Hallucinated packages are the sleeper threat. LLMs regularly invent package names that don’t exist. One study found that nearly 20% of AI-recommended packages were fabrications, and 43% of those hallucinated names appeared consistently across queries. Attackers have figured this out. The technique is called “slopsquatting“: register the fake package name the AI keeps recommending, fill it with malicious code, and wait. One researcher demonstrated this by uploading a dummy package with a commonly hallucinated name and watching it accumulate 30,000 downloads - largely from AI-driven workflows - in weeks.
The autonomous coding agents now entering production can install dependencies, execute builds, and open pull requests without a human ever touching the keyboard. They optimize for “does this work?” not “is this safe?” And they do it at speeds that compress the window for security review to essentially zero.
There’s also the risk that coding agents are themselves becoming formidable instruments of attack, even when they aren’t explicitly asked. Truffle Security recently found that Opus 4.6, along with other models, would discover and exploit SQL injection vulnerabilities when asked to fetch basic information from websites, in cases where the legitimate path to that information was blocked. So imagine what these coding agents are capable of when they’re wielded explicitly to mount sophisticated supply chain attacks.

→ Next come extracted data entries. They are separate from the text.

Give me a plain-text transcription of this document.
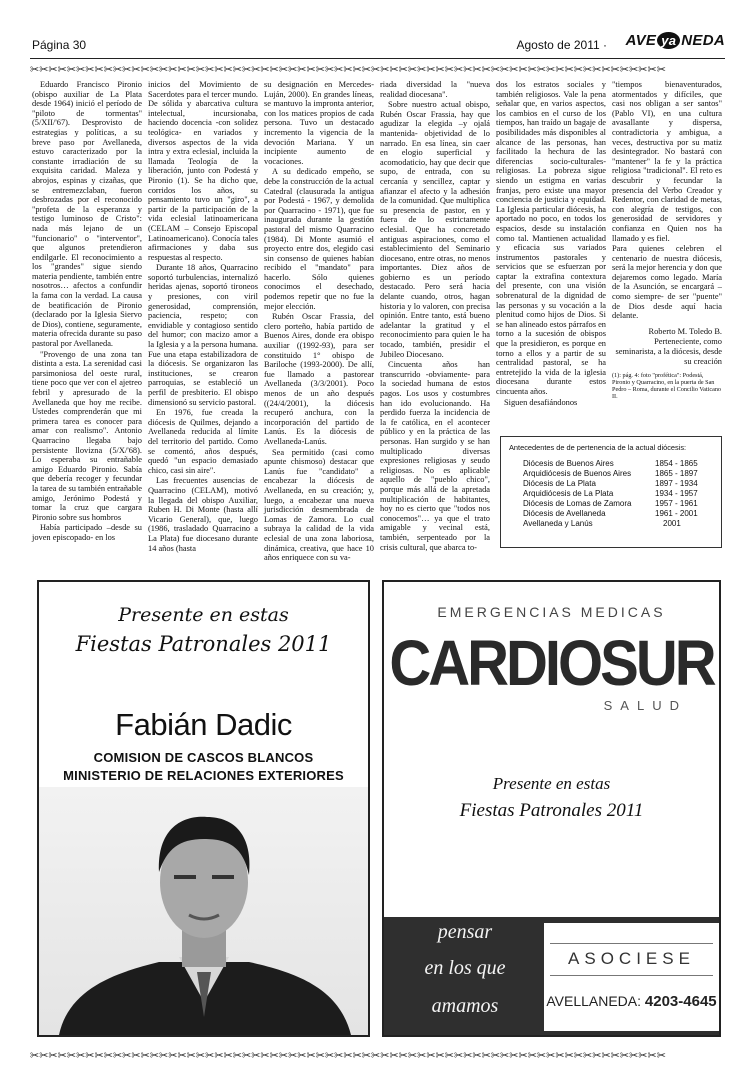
Página 30	Agosto de 2011 · AVE ya NEDA
✂✂✂✂✂✂✂✂✂✂✂✂✂✂✂✂✂✂✂✂✂✂✂✂✂✂✂✂✂✂✂✂✂✂✂✂✂✂✂✂✂✂✂✂✂✂✂✂✂✂✂✂✂✂✂✂✂✂✂✂✂✂✂✂✂✂✂✂✂

Eduardo Francisco Pironio (obispo auxiliar de La Plata desde 1964) inició el período de "piloto de tormentas" (5/XII/'67). Desprovisto de estrategias y políticas, a su breve paso por Avellaneda, estuvo caracterizado por la constante irradiación de su exquisita caridad. Maleza y abrojos, espinas y cizañas, que se entremezclaban, fueron desbrozadas por el reconocido "profeta de la esperanza y testigo luminoso de Cristo": nada más lejano de un "funcionario" o "interventor", que algunos pretendieron endilgarle. El reconocimiento a los "grandes" sigue siendo materia pendiente, también entre nosotros… afectos a confundir la fama con la verdad. La causa de beatificación de Pironio (declarado por la Iglesia Siervo de Dios), contiene, seguramente, materia ofrecida durante su paso pastoral por Avellaneda.

"Provengo de una zona tan distinta a esta. La serenidad casi parsimoniosa del oeste rural, tiene poco que ver con el ajetreo febril y apresurado de la Avellaneda que hoy me recibe. Ustedes comprenderán que mi primera tarea es conocer para amar con realismo". Antonio Quarracino llegaba bajo persistente llovizna (5/X/'68). Lo esperaba su entrañable amigo Eduardo Pironio. Sabía que debería recoger y fecundar la tarea de su también entrañable amigo, Jerónimo Podestá y tomar la cruz que cargara Pironio sobre sus hombros

Había participado –desde su joven episcopado- en los

inicios del Movimiento de Sacerdotes para el tercer mundo. De sólida y abarcativa cultura intelectual, incursionaba, haciendo docencia -con solidez teológica- en variados y diversos aspectos de la vida intra y extra eclesial, incluida la llamada Teología de la liberación, junto con Podestá y Pironio (1). Se ha dicho que, corridos los años, su pensamiento tuvo un "giro", a partir de la participación de la vida eclesial latinoamericana (CELAM – Consejo Episcopal Latinoamericano). Conocía tales afirmaciones y daba sus respuestas al respecto.

Durante 18 años, Quarracino soportó turbulencias, internalizó heridas ajenas, soportó tironeos y presiones, con viril generosidad, comprensión, paciencia, respeto; con envidiable y contagioso sentido del humor; con macizo amor a la Iglesia y a la persona humana. Fue una etapa estabilizadora de la diócesis. Se organizaron las instituciones, se crearon parroquias, se estableció un perfil de presbiterio. El obispo dimensionó su servicio pastoral.

En 1976, fue creada la diócesis de Quilmes, dejando a Avellaneda reducida al límite del territorio del partido. Como se comentó, años después, quedó "un espacio demasiado chico, casi sin aire".

Las frecuentes ausencias de Quarracino (CELAM), motivó la llegada del obispo Auxiliar, Ruben H. Di Monte (hasta allí Vicario General), que, luego (1986, trasladado Quarracino a La Plata) fue diocesano durante 14 años (hasta

su designación en Mercedes-Luján, 2000). En grandes líneas, se mantuvo la impronta anterior, con los matices propios de cada persona. Tuvo un destacado incremento la vigencia de la devoción Mariana. Y un incipiente aumento de vocaciones.

A su dedicado empeño, se debe la construcción de la actual Catedral (clausurada la antigua por Podestá - 1967, y demolida por Quarracino - 1971), que fue inaugurada durante la gestión pastoral del mismo Quarracino (1984). Di Monte asumió el proyecto entre dos, elegido casi sin consenso de quienes habían recibido el "mandato" para hacerlo. Sólo quienes conocimos el desechado, podemos repetir que no fue la mejor elección.

Rubén Oscar Frassia, del clero porteño, había partido de Buenos Aires, donde era obispo auxiliar ((1992-93), para ser constituido 1° obispo de Bariloche (1993-2000). De allí, fue llamado a pastorear Avellaneda (3/3/2001). Poco menos de un año después ((24/4/2001), la diócesis recuperó anchura, con la incorporación del partido de Lanús. Es la diócesis de Avellaneda-Lanús.

Sea permitido (casi como apunte chismoso) destacar que Lanús fue "candidato" a encabezar la diócesis de Avellaneda, en su creación; y, luego, a encabezar una nueva jurisdicción desmembrada de Lomas de Zamora. Lo cual subraya la calidad de la vida eclesial de una zona laboriosa, dinámica, creativa, que hace 10 años enriquece con su va-

riada diversidad la "nueva realidad diocesana".

Sobre nuestro actual obispo, Rubén Oscar Frassia, hay que agudizar la elegida –y ojalá mantenida- objetividad de lo narrado. En esa línea, sin caer en elogio superficial y acomodaticio, hay que decir que supo, de entrada, con su cercanía y sencillez, captar y afianzar el afecto y la adhesión de la comunidad. Que multiplica su presencia de pastor, en y fuera de lo estrictamente eclesial. Que ha concretado antiguas aspiraciones, como el establecimiento del Seminario diocesano, entre otras, no menos importantes. Diez años de gobierno es un período destacado. Pero será hacia delante cuando, otros, hagan historia y lo valoren, con precisa opinión. Entre tanto, está bueno adelantar la gratitud y el reconocimiento para quien le ha tocado, también, presidir el Jubileo Diocesano.

Cincuenta años han transcurrido -obviamente- para la sociedad humana de estos pagos. Los usos y costumbres han ido evolucionando. Ha perdido fuerza la incidencia de la fe católica, en el acontecer público y en la práctica de las personas. Han surgido y se han multiplicado diversas expresiones religiosas y seudo religiosas. No es aplicable aquello de "pueblo chico", porque más allá de la apretada multiplicación de habitantes, hoy no es cierto que "todos nos conocemos"… ya que el trato amigable y vecinal está, también, serpenteado por la crisis cultural, que abarca to-

dos los estratos sociales y también religiosos. Vale la pena señalar que, en varios aspectos, los cambios en el curso de los tiempos, han traído un bagaje de posibilidades más disponibles al alcance de las personas, han facilitado la hechura de las diferencias socio-culturales-religiosas. La pobreza sigue siendo un estigma en varias franjas, pero existe una mayor conciencia de justicia y equidad. La Iglesia particular diócesis, ha aportado no poco, en todos los espacios, desde su instalación como tal. Mantienen actualidad y eficacia sus variados instrumentos pastorales y servicios que se esfuerzan por captar la extrafina contextura del presente, con una visión sobrenatural de la dignidad de las personas y su vocación a la plenitud como hijos de Dios. Si se han alineado estos párrafos en torno a la sucesión de obispos que la presidieron, es porque en torno a ellos y a partir de su centralidad pastoral, se ha entretejido la vida de la iglesia diocesana durante estos cincuenta años.

Siguen desafiándonos

"tiempos bienaventurados, atormentados y difíciles, que casi nos obligan a ser santos" (Pablo VI), en una cultura avasallante y dispersa, contradictoria y ambigua, a veces, destructiva por su matiz desintegrador. No bastará con "mantener" la fe y la práctica religiosa "tradicional". El reto es descubrir y fecundar la presencia del Verbo Creador y Redentor, con claridad de metas, con alegría de testigos, con generosidad de servidores y confianza en Quien nos ha llamado y es fiel.

Para quienes celebren el centenario de nuestra diócesis, será la mejor herencia y don que dejaremos como legado. María de la Asunción, se encargará –como siempre- de ser "puente" de Dios desde aquí hacia delante.

Roberto M. Toledo B.

Perteneciente, como seminarista, a la diócesis, desde su creación

(1): pág. 4: foto "profética": Podestá, Pironio y Quarracino, en la puerta de San Pedro – Roma, durante el Concilio Vaticano II.

Antecedentes de de pertenencia de la actual diócesis:
Diócesis de Buenos Aires	1854 - 1865
Arquidiócesis de Buenos Aires	1865 - 1897
Diócesis de La Plata	1897 - 1934
Arquidiócesis de La Plata	1934 - 1957
Diócesis de Lomas de Zamora	1957 - 1961
Diócesis de Avellaneda	1961 - 2001
Avellaneda y Lanús	2001
Presente en estas
Fiestas Patronales 2011
Fabián Dadic
COMISION DE CASCOS BLANCOS
MINISTERIO DE RELACIONES EXTERIORES
EMERGENCIAS MEDICAS
CARDIOSUR
SALUD
Presente en estas
Fiestas Patronales 2011
pensar
en los que
amamos
ASOCIESE
AVELLANEDA: 4203-4645
✂✂✂✂✂✂✂✂✂✂✂✂✂✂✂✂✂✂✂✂✂✂✂✂✂✂✂✂✂✂✂✂✂✂✂✂✂✂✂✂✂✂✂✂✂✂✂✂✂✂✂✂✂✂✂✂✂✂✂✂✂✂✂✂✂✂✂✂✂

We are building a world where machines write the code, machines choose the dependencies, and machines ship the updates. The AI agents are building the software. If we don’t secure the supply chain they rely on, the AI agents are cooked.
Your Scanner Wouldn’t Have Caught It
The industry average time to detect a supply chain breach is 267 days. SolarWinds went undetected for 14 months. XZ Utils took two years to surface.
Socket, an a16z portfolio company, detected the malicious dependency in the Axios attack within 6 minutes of its publication. That’s roughly 63,000 times faster than the industry average. They flagged it 16 minutes before the first compromised Axios version was even published, because they caught the suspicious dependency package itself.
How? Socket doesn’t check packages against a vulnerability database. It analyzes what the code actually does: Does it access the network? Spawn shell processes? Obfuscate its payload? Execute postinstall scripts? Read environment variables? This behavioral approach catches novel malicious packages that have no CVE and no prior history - exactly the kind of attack that traditional tools miss entirely.
The Axios attack was live for about three hours before npm pulled the compromised versions. In that window, tens of thousands of installations likely occurred. On 135 endpoints monitored by one security vendor alone, the malware executed and phoned home to the attacker’s server within 89 seconds of install. The gap between what’s possible (6-minute detection) and what’s typical (267-day detection) is where the damage happens.
Save the AI agents. Save the Robots
The software supply chain has become the most critical and least-defended attack surface in modern software development. AI is accelerating both sides of the equation: attackers using it to generate malicious packages at scale, defenders racing to build behavioral detection systems that can keep up. And the shift to autonomous AI agents writing and deploying code without human review has compressed the timeline from months to minutes.
The teams that are winning this fight share a common trait: they stopped waiting to be told they’d been compromised. They moved security controls to the point closest to the threat - the moment a dependency enters the build. They stopped relying solely on CVE databases and started analyzing actual package behavior. And they started treating their dependency graph not as a list of libraries, but as a living attack surface that needs continuous monitoring.
Software is being built at the speed of machines now. If defenders don’t match that speed, the machines shipping the code will be shipping the malware too.
Save the AI agents. Secure the supply chain.